« Ecoutez, aurait voulu dire Siméon Krug, il y a un milliard d’années, il n’y avait pas un seul homme sur Terre, il n’y avait qu’un poisson. Pauvre chose visqueuse pourvue d’écailles, de branchies, et de petits yeux tout ronds. Il vivait dans l’océan, et l’océan était comme un toit au-dessus de sa geôle. Personne ne pouvait traverser le toit. On mourrait si on le traversait, disait-on. Mais il y eut un poisson qui le traversa, et il mourut. Et il y en eut un autre, et il le traversa, et il mourut. Et il y eut un troisième poisson, et il le traversa, et ce fut comme si son cerveau était en feu, ses branchies en flammes, et l’air l’étouffait, et le soleil était une torche dans ses yeux, et il resta gisant dans la boue, attendant la mort, mais il ne mourut pas. Il rampa sur la plage, rentra dans l’eau et dit : « Dites donc, il y a tout un autre monde, là-haut ! » Et il y retourna, et il vécut encore, disons deux jours, et puis il mourut. Et d’autres poissons commencèrent à se poser des questions sur cet autre monde. Et ils sortirent en rampant sur la boue du rivage. Et ils apprirent, tout seuls à respirer l’air. Et ils apprirent à se lever, à marcher, à vivre avec le soleil. Et ils se transformèrent en lézards, en dinosaures, et en bien d’autres choses, et ils continuèrent à marcher pendant des millions d’années, et il commencèrent à se dresser sur leurs pattes postérieures, et ils se servirent de leurs mains pour saisir, et ils se transformèrent en singes, et les singes acquirent l’intelligence et devinrent des hommes. Et pendant tout ce temps, certains, quelques uns en tout cas, continuèrent à rechercher d’autres mondes. On leur disait : » Retournez dans l’océan, redevenez des poissons. La vie de poisson est bien plus facile. » Et peut-être que la moitié d’entre eux étaient prêts à le faire, même plus de la moitié, peut-être, mais il y en avait toujours qui répondaient : « Ne dites pas de bêtises. Nous ne pouvons plus redevenir des poissons. Nous sommes des hommes. » Et aisi, ils ne retournèrent pas à l’océan. Ils continuèrent à monter. ..»
L’histoire :
XXIIeme siècle, les hommes ont résolu leur problème de surpopulation, leur travail se limite aux loisirs et à diriger les grandes entreprises. La main d'œuvre est maintenant assurée par les androïdes, maintenant 5 fois plus nombreux que les hommes, qui remplissent les tâches les plus basses dont l'homme ne veut plus s'occuper. Les androïdes imaginés puis créés par Siméon Krug, maintenant multimilliardaire, sont répartis en catégories alpha, beta et gamma, selon leurs responsabilités.
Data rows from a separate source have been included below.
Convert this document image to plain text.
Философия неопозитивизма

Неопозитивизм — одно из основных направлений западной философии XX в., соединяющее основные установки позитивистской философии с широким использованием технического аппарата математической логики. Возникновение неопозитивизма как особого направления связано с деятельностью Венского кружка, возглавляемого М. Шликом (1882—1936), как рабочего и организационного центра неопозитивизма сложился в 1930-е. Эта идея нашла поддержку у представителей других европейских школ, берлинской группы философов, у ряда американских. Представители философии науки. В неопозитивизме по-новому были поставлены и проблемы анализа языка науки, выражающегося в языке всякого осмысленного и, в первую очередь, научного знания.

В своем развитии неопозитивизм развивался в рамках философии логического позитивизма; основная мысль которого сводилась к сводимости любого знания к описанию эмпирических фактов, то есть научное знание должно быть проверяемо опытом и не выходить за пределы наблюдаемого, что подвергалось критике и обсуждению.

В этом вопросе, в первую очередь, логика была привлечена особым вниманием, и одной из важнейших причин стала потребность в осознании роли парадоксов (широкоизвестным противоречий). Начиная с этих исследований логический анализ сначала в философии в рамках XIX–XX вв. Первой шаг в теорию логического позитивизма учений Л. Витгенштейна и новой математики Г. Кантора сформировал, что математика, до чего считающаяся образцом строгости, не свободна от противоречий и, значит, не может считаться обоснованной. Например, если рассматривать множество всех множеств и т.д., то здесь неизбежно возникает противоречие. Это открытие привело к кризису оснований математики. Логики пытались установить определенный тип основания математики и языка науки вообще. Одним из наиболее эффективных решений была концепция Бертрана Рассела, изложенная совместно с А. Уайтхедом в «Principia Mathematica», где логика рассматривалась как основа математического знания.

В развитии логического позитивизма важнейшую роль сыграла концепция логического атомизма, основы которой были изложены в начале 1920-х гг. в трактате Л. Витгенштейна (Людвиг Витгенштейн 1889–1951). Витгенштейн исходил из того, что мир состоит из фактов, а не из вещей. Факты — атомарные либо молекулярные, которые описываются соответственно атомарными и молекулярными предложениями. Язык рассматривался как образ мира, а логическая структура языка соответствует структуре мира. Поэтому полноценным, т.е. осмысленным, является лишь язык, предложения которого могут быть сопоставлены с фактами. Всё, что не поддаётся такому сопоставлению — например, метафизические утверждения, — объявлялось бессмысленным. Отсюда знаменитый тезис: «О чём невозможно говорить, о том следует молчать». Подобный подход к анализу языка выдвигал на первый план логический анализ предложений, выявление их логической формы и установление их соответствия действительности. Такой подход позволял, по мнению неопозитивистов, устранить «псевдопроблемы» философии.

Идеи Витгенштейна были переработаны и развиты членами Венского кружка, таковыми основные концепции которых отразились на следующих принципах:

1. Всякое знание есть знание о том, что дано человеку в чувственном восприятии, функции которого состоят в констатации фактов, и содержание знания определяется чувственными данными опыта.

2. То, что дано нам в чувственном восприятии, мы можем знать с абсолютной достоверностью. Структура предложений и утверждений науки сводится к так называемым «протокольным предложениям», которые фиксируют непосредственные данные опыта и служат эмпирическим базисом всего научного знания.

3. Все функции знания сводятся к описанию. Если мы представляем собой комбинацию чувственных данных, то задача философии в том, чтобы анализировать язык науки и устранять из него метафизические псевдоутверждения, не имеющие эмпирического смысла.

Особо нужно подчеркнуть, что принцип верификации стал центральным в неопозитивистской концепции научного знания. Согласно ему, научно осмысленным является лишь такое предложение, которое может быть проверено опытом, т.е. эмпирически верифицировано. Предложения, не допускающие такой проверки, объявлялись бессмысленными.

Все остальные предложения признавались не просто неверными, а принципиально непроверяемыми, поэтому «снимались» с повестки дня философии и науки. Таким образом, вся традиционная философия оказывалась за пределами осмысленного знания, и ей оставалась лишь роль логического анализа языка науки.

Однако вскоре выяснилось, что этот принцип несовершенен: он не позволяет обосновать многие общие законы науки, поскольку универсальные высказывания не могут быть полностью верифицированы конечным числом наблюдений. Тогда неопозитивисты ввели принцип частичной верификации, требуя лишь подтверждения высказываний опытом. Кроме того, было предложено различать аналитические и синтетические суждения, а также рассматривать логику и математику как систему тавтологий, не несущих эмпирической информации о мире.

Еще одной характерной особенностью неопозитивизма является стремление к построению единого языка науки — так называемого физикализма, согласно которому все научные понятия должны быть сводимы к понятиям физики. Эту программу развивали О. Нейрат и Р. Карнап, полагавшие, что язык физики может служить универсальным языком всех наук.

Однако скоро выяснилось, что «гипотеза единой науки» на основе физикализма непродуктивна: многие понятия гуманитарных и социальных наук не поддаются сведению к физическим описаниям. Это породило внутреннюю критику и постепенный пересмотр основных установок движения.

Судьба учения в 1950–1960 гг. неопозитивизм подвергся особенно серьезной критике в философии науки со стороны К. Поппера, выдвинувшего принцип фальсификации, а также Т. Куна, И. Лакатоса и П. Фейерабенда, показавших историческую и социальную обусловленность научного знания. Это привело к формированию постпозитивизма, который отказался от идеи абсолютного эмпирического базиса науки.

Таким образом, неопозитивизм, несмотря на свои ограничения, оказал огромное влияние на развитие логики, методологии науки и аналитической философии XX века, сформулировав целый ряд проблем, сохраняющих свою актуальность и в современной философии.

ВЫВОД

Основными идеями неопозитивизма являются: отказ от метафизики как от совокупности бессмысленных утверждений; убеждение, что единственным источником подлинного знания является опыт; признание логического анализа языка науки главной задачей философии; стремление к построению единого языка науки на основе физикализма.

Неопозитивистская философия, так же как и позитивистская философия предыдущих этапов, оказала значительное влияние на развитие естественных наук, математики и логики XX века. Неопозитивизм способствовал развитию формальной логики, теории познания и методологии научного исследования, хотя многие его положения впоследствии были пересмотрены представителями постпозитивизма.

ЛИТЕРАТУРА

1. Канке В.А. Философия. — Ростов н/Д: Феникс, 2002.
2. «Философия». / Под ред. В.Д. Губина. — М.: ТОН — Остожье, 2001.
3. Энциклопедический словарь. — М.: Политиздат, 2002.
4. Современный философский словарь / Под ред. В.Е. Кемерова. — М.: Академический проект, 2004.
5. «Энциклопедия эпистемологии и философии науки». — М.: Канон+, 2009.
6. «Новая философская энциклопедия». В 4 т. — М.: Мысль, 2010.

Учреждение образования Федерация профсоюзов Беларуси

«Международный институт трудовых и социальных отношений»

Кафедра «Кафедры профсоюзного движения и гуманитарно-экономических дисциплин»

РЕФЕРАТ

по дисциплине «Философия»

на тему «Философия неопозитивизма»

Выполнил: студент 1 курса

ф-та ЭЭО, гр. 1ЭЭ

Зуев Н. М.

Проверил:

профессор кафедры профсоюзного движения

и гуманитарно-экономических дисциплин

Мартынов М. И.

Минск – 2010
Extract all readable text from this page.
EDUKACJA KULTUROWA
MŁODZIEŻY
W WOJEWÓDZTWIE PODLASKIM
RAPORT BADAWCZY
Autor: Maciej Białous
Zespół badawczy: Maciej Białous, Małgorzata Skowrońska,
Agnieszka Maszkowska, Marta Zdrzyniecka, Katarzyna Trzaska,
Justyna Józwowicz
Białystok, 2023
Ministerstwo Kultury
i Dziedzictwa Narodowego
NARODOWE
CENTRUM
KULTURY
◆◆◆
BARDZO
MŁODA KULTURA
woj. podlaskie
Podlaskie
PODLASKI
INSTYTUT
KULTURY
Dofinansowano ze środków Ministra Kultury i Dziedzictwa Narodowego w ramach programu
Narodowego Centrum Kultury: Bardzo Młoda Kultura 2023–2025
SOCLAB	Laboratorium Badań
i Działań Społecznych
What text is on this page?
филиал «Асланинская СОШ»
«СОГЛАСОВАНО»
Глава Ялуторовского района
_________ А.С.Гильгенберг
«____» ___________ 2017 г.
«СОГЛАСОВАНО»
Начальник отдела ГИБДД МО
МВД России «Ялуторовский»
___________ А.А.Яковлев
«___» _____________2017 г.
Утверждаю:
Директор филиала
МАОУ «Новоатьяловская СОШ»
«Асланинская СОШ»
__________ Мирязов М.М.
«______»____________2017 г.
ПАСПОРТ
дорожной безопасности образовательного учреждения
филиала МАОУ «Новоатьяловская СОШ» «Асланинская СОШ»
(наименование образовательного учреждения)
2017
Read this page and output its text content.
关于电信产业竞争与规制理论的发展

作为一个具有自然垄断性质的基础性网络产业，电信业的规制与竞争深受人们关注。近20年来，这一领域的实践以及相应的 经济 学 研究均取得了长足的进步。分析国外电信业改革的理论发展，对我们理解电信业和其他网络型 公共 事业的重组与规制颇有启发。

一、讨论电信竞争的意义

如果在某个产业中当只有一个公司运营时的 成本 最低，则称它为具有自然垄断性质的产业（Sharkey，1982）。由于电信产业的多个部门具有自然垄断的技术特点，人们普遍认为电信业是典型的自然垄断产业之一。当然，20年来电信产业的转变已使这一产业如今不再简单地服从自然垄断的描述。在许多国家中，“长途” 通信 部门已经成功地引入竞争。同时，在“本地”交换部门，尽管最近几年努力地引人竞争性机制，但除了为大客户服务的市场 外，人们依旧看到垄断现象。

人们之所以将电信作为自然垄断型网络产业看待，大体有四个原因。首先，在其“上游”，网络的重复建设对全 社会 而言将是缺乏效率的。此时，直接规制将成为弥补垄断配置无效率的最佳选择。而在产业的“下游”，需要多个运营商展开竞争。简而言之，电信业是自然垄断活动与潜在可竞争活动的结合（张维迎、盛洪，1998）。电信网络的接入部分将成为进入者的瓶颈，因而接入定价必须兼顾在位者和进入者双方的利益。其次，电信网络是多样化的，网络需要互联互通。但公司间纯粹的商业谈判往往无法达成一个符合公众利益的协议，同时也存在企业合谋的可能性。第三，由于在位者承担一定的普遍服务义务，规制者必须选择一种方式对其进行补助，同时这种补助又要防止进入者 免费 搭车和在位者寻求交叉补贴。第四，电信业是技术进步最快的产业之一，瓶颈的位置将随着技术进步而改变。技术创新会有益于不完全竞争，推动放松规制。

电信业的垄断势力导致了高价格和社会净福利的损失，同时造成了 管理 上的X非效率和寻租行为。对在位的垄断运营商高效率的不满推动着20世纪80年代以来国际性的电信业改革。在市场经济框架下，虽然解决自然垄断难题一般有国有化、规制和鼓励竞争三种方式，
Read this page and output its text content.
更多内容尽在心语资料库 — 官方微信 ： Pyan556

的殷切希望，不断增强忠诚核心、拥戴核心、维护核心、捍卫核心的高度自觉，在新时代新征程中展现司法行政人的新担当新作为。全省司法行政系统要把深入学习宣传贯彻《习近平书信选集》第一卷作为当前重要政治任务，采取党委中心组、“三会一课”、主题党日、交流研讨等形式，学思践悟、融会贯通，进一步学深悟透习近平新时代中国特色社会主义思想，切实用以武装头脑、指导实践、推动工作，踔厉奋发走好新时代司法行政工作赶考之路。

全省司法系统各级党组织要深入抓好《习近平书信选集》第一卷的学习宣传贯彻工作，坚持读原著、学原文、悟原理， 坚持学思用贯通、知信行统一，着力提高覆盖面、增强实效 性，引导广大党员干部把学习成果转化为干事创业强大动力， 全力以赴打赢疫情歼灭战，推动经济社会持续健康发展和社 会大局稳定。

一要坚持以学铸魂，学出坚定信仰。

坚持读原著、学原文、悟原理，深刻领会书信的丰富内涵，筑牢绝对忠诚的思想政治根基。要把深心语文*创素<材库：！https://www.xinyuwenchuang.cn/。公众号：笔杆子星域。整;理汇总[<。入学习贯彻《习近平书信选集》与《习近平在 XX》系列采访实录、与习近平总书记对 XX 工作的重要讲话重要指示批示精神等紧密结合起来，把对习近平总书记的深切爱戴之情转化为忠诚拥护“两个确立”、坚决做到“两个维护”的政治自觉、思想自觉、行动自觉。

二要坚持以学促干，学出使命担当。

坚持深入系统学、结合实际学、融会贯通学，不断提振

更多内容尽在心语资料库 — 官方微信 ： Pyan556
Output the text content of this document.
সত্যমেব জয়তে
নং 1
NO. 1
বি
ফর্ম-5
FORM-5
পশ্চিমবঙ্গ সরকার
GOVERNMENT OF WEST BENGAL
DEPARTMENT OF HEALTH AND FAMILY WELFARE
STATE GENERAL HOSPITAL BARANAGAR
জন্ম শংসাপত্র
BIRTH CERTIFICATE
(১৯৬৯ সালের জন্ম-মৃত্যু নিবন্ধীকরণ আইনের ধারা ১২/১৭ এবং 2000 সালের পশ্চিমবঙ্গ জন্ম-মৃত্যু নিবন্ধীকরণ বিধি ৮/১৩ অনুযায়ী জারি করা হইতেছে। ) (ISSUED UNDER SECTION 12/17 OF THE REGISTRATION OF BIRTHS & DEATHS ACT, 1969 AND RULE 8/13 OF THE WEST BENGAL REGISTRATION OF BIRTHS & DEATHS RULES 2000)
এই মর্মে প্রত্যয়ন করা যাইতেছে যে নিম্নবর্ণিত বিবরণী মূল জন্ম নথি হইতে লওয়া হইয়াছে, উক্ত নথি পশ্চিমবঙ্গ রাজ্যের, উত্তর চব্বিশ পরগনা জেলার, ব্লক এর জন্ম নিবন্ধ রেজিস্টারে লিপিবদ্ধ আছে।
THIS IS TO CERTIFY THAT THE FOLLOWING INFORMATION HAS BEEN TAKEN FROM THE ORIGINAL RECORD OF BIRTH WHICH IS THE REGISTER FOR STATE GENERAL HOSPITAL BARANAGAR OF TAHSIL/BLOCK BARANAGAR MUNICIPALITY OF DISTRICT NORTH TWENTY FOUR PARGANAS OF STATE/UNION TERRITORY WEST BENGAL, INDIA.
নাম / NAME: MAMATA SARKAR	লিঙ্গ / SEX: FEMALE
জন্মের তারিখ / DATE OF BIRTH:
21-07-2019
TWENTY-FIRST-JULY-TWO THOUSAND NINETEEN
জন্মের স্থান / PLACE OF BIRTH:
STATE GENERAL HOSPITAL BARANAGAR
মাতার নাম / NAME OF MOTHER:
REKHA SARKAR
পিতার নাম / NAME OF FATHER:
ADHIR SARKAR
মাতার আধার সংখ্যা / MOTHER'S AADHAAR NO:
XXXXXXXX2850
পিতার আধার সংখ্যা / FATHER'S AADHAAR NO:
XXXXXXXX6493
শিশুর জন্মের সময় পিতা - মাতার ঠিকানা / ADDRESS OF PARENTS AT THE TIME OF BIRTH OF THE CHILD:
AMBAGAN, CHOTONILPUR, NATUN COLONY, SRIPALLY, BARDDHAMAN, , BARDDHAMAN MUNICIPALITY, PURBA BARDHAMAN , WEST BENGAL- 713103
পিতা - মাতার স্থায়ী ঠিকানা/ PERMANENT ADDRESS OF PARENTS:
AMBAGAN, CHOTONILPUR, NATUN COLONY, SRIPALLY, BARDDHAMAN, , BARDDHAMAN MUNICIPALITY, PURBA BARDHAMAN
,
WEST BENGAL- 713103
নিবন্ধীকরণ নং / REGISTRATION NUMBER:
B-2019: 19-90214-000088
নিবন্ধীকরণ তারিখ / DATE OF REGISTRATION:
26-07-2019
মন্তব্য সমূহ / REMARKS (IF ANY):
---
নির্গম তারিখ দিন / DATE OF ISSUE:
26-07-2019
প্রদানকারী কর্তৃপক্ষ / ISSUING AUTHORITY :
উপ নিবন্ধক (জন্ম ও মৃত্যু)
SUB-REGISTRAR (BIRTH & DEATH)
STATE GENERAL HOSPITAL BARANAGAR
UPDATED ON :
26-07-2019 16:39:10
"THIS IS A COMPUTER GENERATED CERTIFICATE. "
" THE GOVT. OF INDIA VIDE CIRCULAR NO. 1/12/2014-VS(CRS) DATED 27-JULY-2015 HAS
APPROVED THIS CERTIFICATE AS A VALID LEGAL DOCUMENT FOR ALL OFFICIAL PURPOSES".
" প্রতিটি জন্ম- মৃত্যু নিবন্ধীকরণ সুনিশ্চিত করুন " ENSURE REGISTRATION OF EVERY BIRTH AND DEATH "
Alpha Thor Watchman est le bras droit de Siméon Krug et dirige la construction du plus grand édifice jamais érigé : une tour de verre qui permettrait au milliardaire mégalo de pouvoir tarir son obsession : communiquer avec les entités de la nébuleuse planétaire NGC 7293 du verseau qui envoient un signal à la Terre sous forme 2-5-1 2-4-1 2-1...
Silverberg
est vraiment étonnant, et je vais de surprise en surprise. Assurément, il a exploré beaucoup de thèmes de la science fiction...Ici, il nous offre une réflexion très intéressante sur la relation entre créateur et créature : l'homme et son androïde. L'androïde, que Krug a voulu à son image, mais physiquement, athlétiquement, esthétiquement bien supérieur. Restait que cet androïde ne devait pas se soulever contre son son maître, telle la créature de Frankenstein.
Car on ne s'y trompe pas, les androïdes sont dotés d'une conscience, d'une intelligence, mais ils sont enchaînés à leurs maître, ils leur doivent servitude. Les androïdes ont ils des sentiments humains ? Ont-ils même le droit à ces sentiments, à la sexualité ?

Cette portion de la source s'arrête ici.